Teaching safe respirator reuse

To develop their project on teaching safe N95 mask reuse, Sly and three fellow DNP candidates watched hundreds of instructional videos on mask wearing available through many health organizations. At the time, they found none that showed viewers how to redon a contaminated respirator.

With the help of Sly’s son and daughter, they produced their own three-minute video and created a simple illustrated guide on how to properly don, doff, redon, and store a respirator for extended use during shortages.

To test the materials’ effectiveness, the doctoral degree candidates recruited 15 graduate nursing students to participate in a mask-handling simulation, conducted virtually because of the pandemic. Using their video and guide as an intervention, the DNP group set up individual Zoom sessions and asked each participant to create a clinic-like space in their home. Team member Nanci Haze, a certified pediatric nurse practitioner, then talked each student through a scenario that involved caring for an 87-year-old COVID-positive patient with only one N95 mask to last all weekend.

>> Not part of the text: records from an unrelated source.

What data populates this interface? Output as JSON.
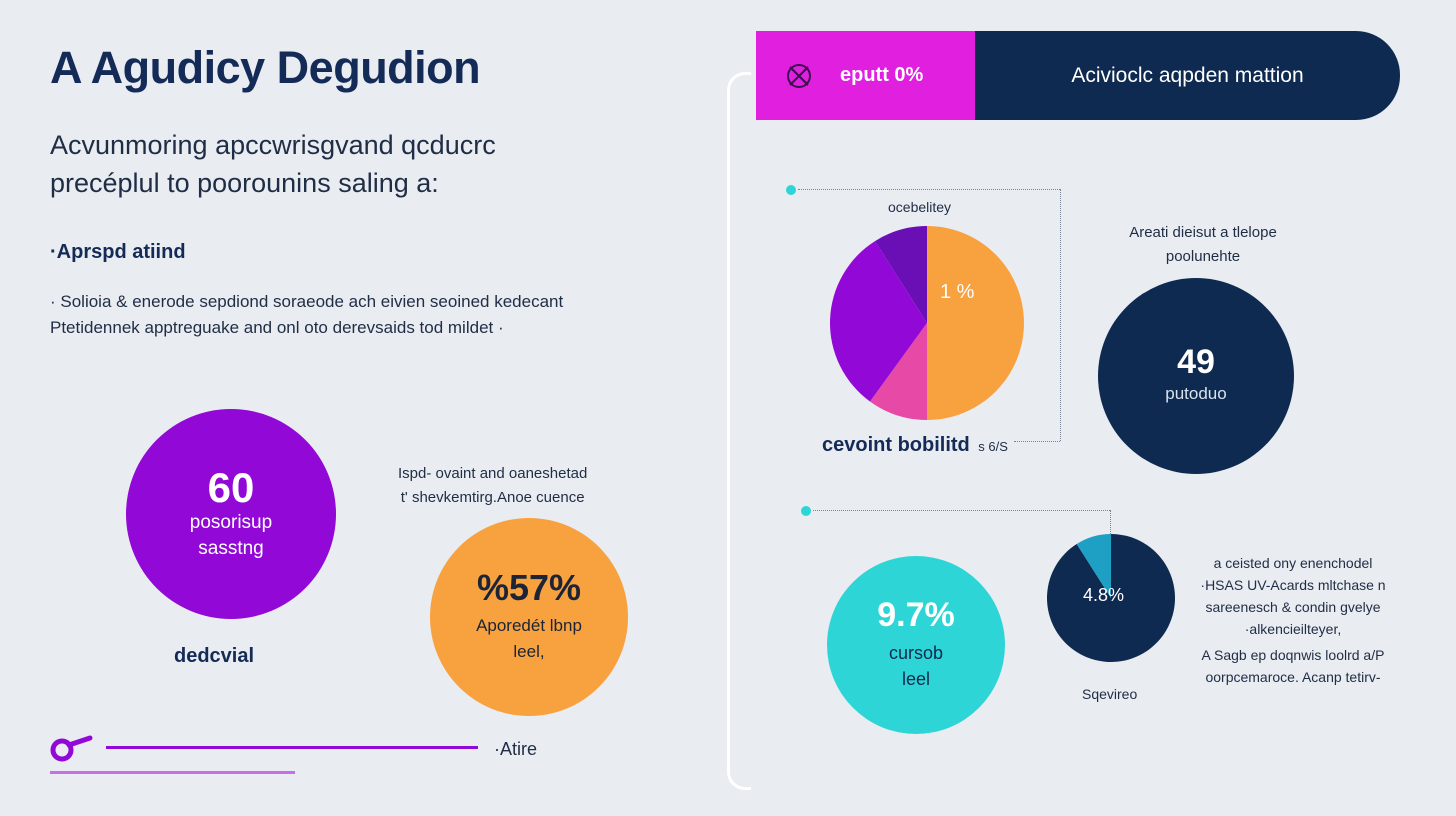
{
  "header": {
    "title": "A Agudicy Degudion",
    "subtitle_line1": "Acvunmoring apccwrisgvand qcducrc",
    "subtitle_line2": "precéplul to poorounins saling a:",
    "section_heading": "·Aprspd atiind",
    "body_line1": "· Solioia & enerode sepdiond soraeode ach eivien seoined kedecant",
    "body_line2": "Ptetidennek apptreguake and onl oto derevsaids tod mildet ·"
  },
  "banner": {
    "left_label": "eputt 0%",
    "left_icon": "logo-icon",
    "right_label": "Acivioclc aqpden mattion",
    "left_color": "#e01fdf",
    "right_color": "#0f2a50"
  },
  "stats": {
    "purple": {
      "value": "60",
      "line1": "posorisup",
      "line2": "sasstng",
      "caption": "dedcvial",
      "color": "#9208d6"
    },
    "orange": {
      "value": "%57%",
      "line1": "Aporedét lbnp",
      "line2": "leel,",
      "color": "#f8a13f"
    },
    "orange_note": {
      "line1": "Ispd- ovaint and oaneshetad",
      "line2": "t' shevkemtirg.Anoe cuence"
    },
    "navy": {
      "value": "49",
      "line1": "putoduo",
      "color": "#0f2a50"
    },
    "navy_note": {
      "line1": "Areati dieisut a tlelope",
      "line2": "poolunehte"
    },
    "teal": {
      "value": "9.7%",
      "line1": "cursob",
      "line2": "leel",
      "color": "#2ed5d6"
    }
  },
  "footer": {
    "label": "·Atire",
    "icon": "key-icon",
    "line_color": "#9208d6"
  },
  "chart_data": [
    {
      "type": "pie",
      "title": "ocebelitey",
      "caption": "cevoint bobilitd",
      "caption_suffix": "s 6/S",
      "slice_label": "1 %",
      "slices": [
        {
          "value": 50,
          "color": "#f8a13f"
        },
        {
          "value": 10,
          "color": "#e64aa6"
        },
        {
          "value": 31,
          "color": "#9208d6"
        },
        {
          "value": 9,
          "color": "#6a0fb5"
        }
      ]
    },
    {
      "type": "pie",
      "slice_label": "4.8%",
      "slices": [
        {
          "value": 91,
          "color": "#0f2a50"
        },
        {
          "value": 9,
          "color": "#1e9fc4"
        }
      ],
      "side_notes": [
        "a ceisted ony enenchodel",
        "·HSAS UV-Acards mltchase n",
        "sareenesch & condin gvelye",
        "·alkencieilteyer,",
        "A Sagb ep doqnwis loolrd a/P",
        "oorpcemaroce. Acanp tetirv-"
      ],
      "footnote": "Sqevireo"
    }
  ]
}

“They go in [to the virtual room] and I prompt them, ‘Begin the process of donning a brand new N95,’” Haze explains. Each student donned, doffed, and redonned the respirator once, watched and read the group’s video and pamphlet, then repeated the process. Team members scored how well each step was performed, according to Beth McNutt-Clarke, a clinician who specializes in pressure injury prevention and wound management.

After the exercise, the DNP group discussed with each participant how the simulation went. They reviewed N95 tips, such as wearing a well-fitting respirator when caring for several patients with the same respiratory infection, instead of removing it between encounters, to limit the times one touches the mask.

The team found that after viewing their educational materials, all of the participants improved their mask-handling skills.

Refined over the summer, the video and guide are now being used to help Connell students prepare for PPE use in various situations, including before they begin their clinical placements. And the materials are extending the school’s reach beyond campus: in late September, an article the DNP students co-wrote with their CSON faculty mentors about proper handling of N95 respirators was published in the online journal American Nurse, and the authors were awaiting publication of another article in Nursing Management.

Hoping to reach nurses practicing in a range of settings, from home care to rural communities, the team posted their video on YouTube in late summer “so anyone can benefit,” says Sly, who adds: “It’s a way to keep nurses safe.”